ADL interior data is still Data Model

  • clarify that without ADL code activated, the raw data can still be read and even traversed... just differently.
  • clarify that codecs and ADLs compose, there's a clear layering there.

ADLs use code

ADLs use code, and some sort of plugin system is needed in IPLD libraries to support this.

How exactly those plugin systems work, and what kind of format the code needs to be authored in, and exactly what interfaces need to be adhered to: these will all vary per IPLD library and the language the IPLD library is in.

(Someday, a system for portable ADL code would be neat. However, we currently consider that a research problem: some notes can be found in open-research/ADLs-we-can-autoexecute.)

How do I know when to use an ADL to read data?

We call this "the signaling problem".

In short: you don't.

Since the data composing the "raw", interior data of an ADL is just regular IPLD Data Model (it must be, after all, since it's produced by some Codec, which by definition produces data structures describable by the Data Model), then it follows that there's absolutely no way for this data to unambiguously indicate that it needs an ADL in order to be understood. If there was, it would imply that there's some kind of "reserved words" in the Data Model, which would violate some of our other central goals in IPLD, because it would mean some perfectly normal maps and lists would be invalid IPLD or gain magical meaning that they shouldn't; we don't want any of that.

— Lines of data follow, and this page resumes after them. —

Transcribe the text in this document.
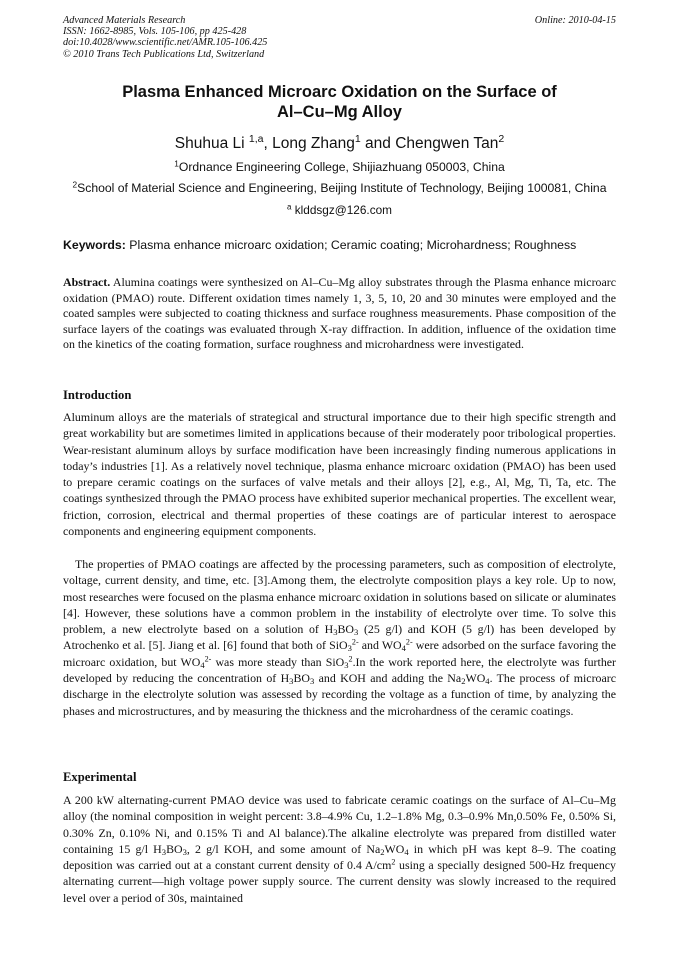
Advanced Materials Research
ISSN: 1662-8985, Vols. 105-106, pp 425-428
doi:10.4028/www.scientific.net/AMR.105-106.425
© 2010 Trans Tech Publications Ltd, Switzerland
Online: 2010-04-15
Plasma Enhanced Microarc Oxidation on the Surface of
Al–Cu–Mg Alloy
Shuhua Li $^{1,a}$, Long Zhang$^1$ and Chengwen Tan$^2$
$^1$Ordnance Engineering College, Shijiazhuang 050003, China
$^2$School of Material Science and Engineering, Beijing Institute of Technology, Beijing 100081, China
$^a$ klddsgz@126.com
Keywords: Plasma enhance microarc oxidation; Ceramic coating; Microhardness; Roughness
Abstract. Alumina coatings were synthesized on Al–Cu–Mg alloy substrates through the Plasma enhance microarc oxidation (PMAO) route. Different oxidation times namely 1, 3, 5, 10, 20 and 30 minutes were employed and the coated samples were subjected to coating thickness and surface roughness measurements. Phase composition of the surface layers of the coatings was evaluated through X-ray diffraction. In addition, influence of the oxidation time on the kinetics of the coating formation, surface roughness and microhardness were investigated.
Introduction
Aluminum alloys are the materials of strategical and structural importance due to their high specific strength and great workability but are sometimes limited in applications because of their moderately poor tribological properties. Wear-resistant aluminum alloys by surface modification have been increasingly finding numerous applications in today’s industries [1]. As a relatively novel technique, plasma enhance microarc oxidation (PMAO) has been used to prepare ceramic coatings on the surfaces of valve metals and their alloys [2], e.g., Al, Mg, Ti, Ta, etc. The coatings synthesized through the PMAO process have exhibited superior mechanical properties. The excellent wear, friction, corrosion, electrical and thermal properties of these coatings are of particular interest to aerospace components and engineering equipment components.
The properties of PMAO coatings are affected by the processing parameters, such as composition of electrolyte, voltage, current density, and time, etc. [3].Among them, the electrolyte composition plays a key role. Up to now, most researches were focused on the plasma enhance microarc oxidation in solutions based on silicate or aluminates [4]. However, these solutions have a common problem in the instability of electrolyte over time. To solve this problem, a new electrolyte based on a solution of $H_3BO_3$ (25 g/l) and KOH (5 g/l) has been developed by Atrochenko et al. [5]. Jiang et al. [6] found that both of SiO$_3^{2-}$ and $WO_4^{2-}$ were adsorbed on the surface favoring the microarc oxidation, but $WO_4^{2-}$ was more steady than SiO$_3^2$.In the work reported here, the electrolyte was further developed by reducing the concentration of $H_3BO_3$ and KOH and adding the $Na_2WO_4$. The process of microarc discharge in the electrolyte solution was assessed by recording the voltage as a function of time, by analyzing the phases and microstructures, and by measuring the thickness and the microhardness of the ceramic coatings.
Experimental
A 200 kW alternating-current PMAO device was used to fabricate ceramic coatings on the surface of Al–Cu–Mg alloy (the nominal composition in weight percent: 3.8–4.9% Cu, 1.2–1.8% Mg, 0.3–0.9% Mn,0.50% Fe, 0.50% Si, 0.30% Zn, 0.10% Ni, and 0.15% Ti and Al balance).The alkaline electrolyte was prepared from distilled water containing 15 g/l $H_3BO_3$, 2 g/l KOH, and some amount of $Na_2WO_4$ in which pH was kept 8–9. The coating deposition was carried out at a constant current density of 0.4 $A/cm^2$ using a specially designed 500-Hz frequency alternating current—high voltage power supply source. The current density was slowly increased to the required level over a period of 30s, maintained
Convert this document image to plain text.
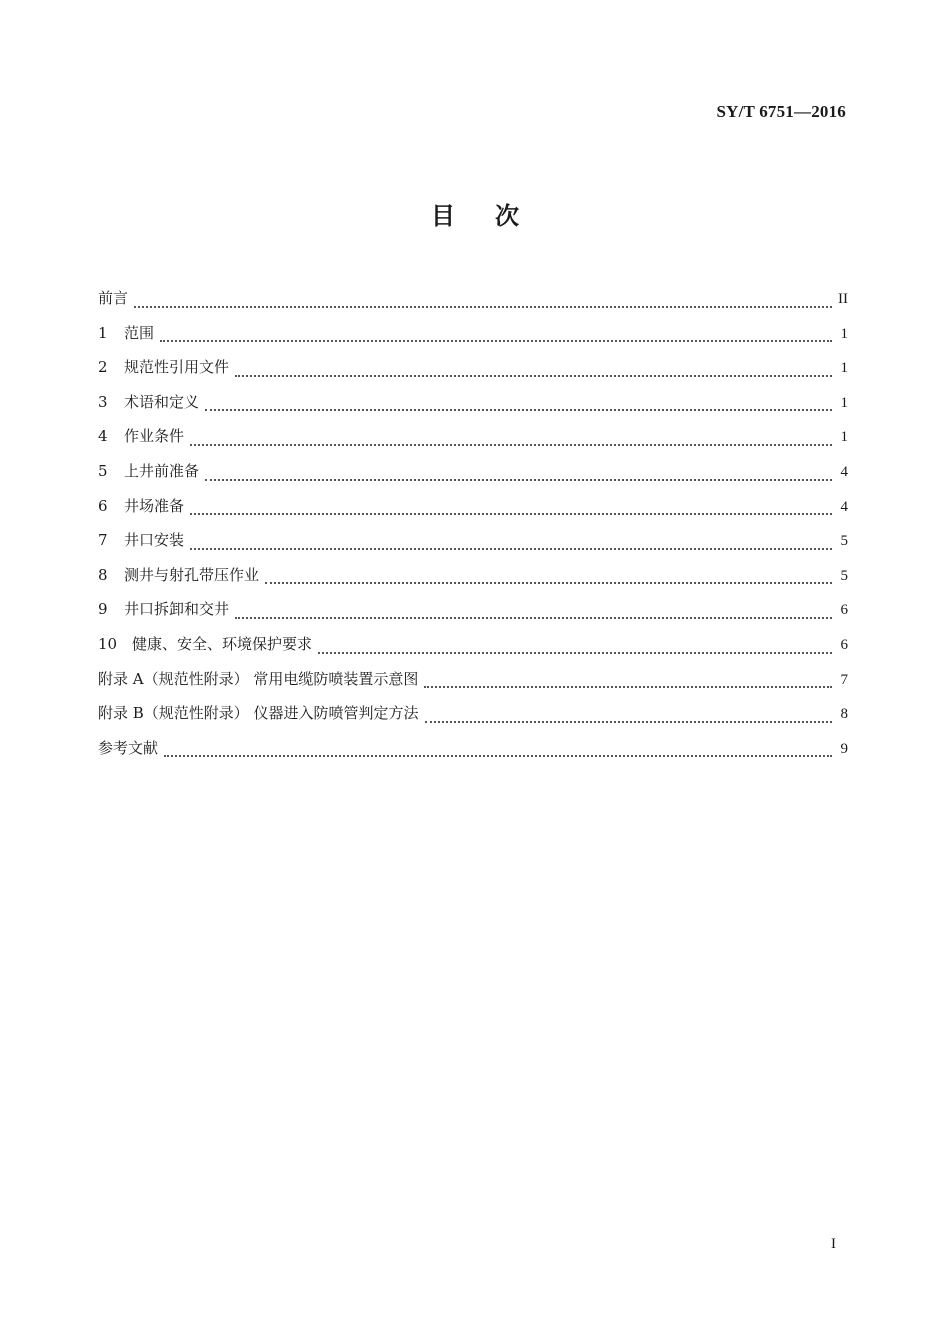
SY/T 6751—2016
目次
前言	II
1	范围	1
2	规范性引用文件	1
3	术语和定义	1
4	作业条件	1
5	上井前准备	4
6	井场准备	4
7	井口安装	5
8	测井与射孔带压作业	5
9	井口拆卸和交井	6
10 健康、安全、环境保护要求	6
附录 A（规范性附录） 常用电缆防喷装置示意图	7
附录 B（规范性附录） 仪器进入防喷管判定方法	8
参考文献	9
I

So! Signaling must come from somewhere else.

There are a variety of valid options:

Signaling with Schemas

One useful system we have which can provide an answer to the signaling question are IPLD Schemas. Since Schemas are already a declarative way to talk about the structure of data, it's quite reasonable that they should also be able to talk about where the structure of data uses an ADL.

A page on Indicating ADLs with Schemas talks more about this.

However, you don't have to use IPLD Schemas if you want to use ADLs. Keep reading the next couple of sections for more alternatives that you can use to answer the signaling question.

  • a remark should be present here on the interesting limitation about non-recursive descriptions being somewhat high-friction to reach with this mechanism. (although maybe this belongs in a separate deeper-diving doc in another page).

Direct action within libraries

  • discuss this
  • link to the go-ipld-prime NodeReifier callback as an example of this

Other declarative signaling

We have no currently active specifications for other forms of declarative signaling.

However, you can imagine making such a system yourself fairly easily: all that's necessary is to decide what that declarative format is that you want, and write a system that binds it to the relevant programmatic APIs of the IPLD libraries you use, and everything should work out from there.

Additional declarative signaling specifications may be something that is ratified into IPLD in the future. (If you'd like to drive this work, please feel free to get in touch!)

(Some systems have already done this in their own ways: for example, parts of the Filecoin Lotus project expose "paths" in their CLI which have an extension that is used in that application to signal where to engage ADLs. You can do things like this in your own applications, too! It's worth noting, however, that what the Filecoin Lotus project does here is not considered a well-specified IPLD behavior, and in fact contains several caveats which constrains what is valid data for that application to process to a range that is far narrower than what the IPLD Data Model specifies.)

Practical Considerations for ADLs and using them

not every application that processes IPLD data will necessarily support your ADLs

  • "running foreign code on somebody else's budget" is not something that happens at unbounded scale on public services
  • availability in many languages/libraries, and authorship/maint effort implied -- it's better to use community-common things if you can
    • similar to codecs in this regard
  • reminder that schemas are usable on public infra (like e.g. on hosted IPLD Explorer tools), because they have predictable computation cost envelopes -- reminder to prefer doing things with a schema rather than an ADL if you can; don't reach for ADLs just because you want a funky fresh custom format

See Open Research Problems: ADL autoexecution.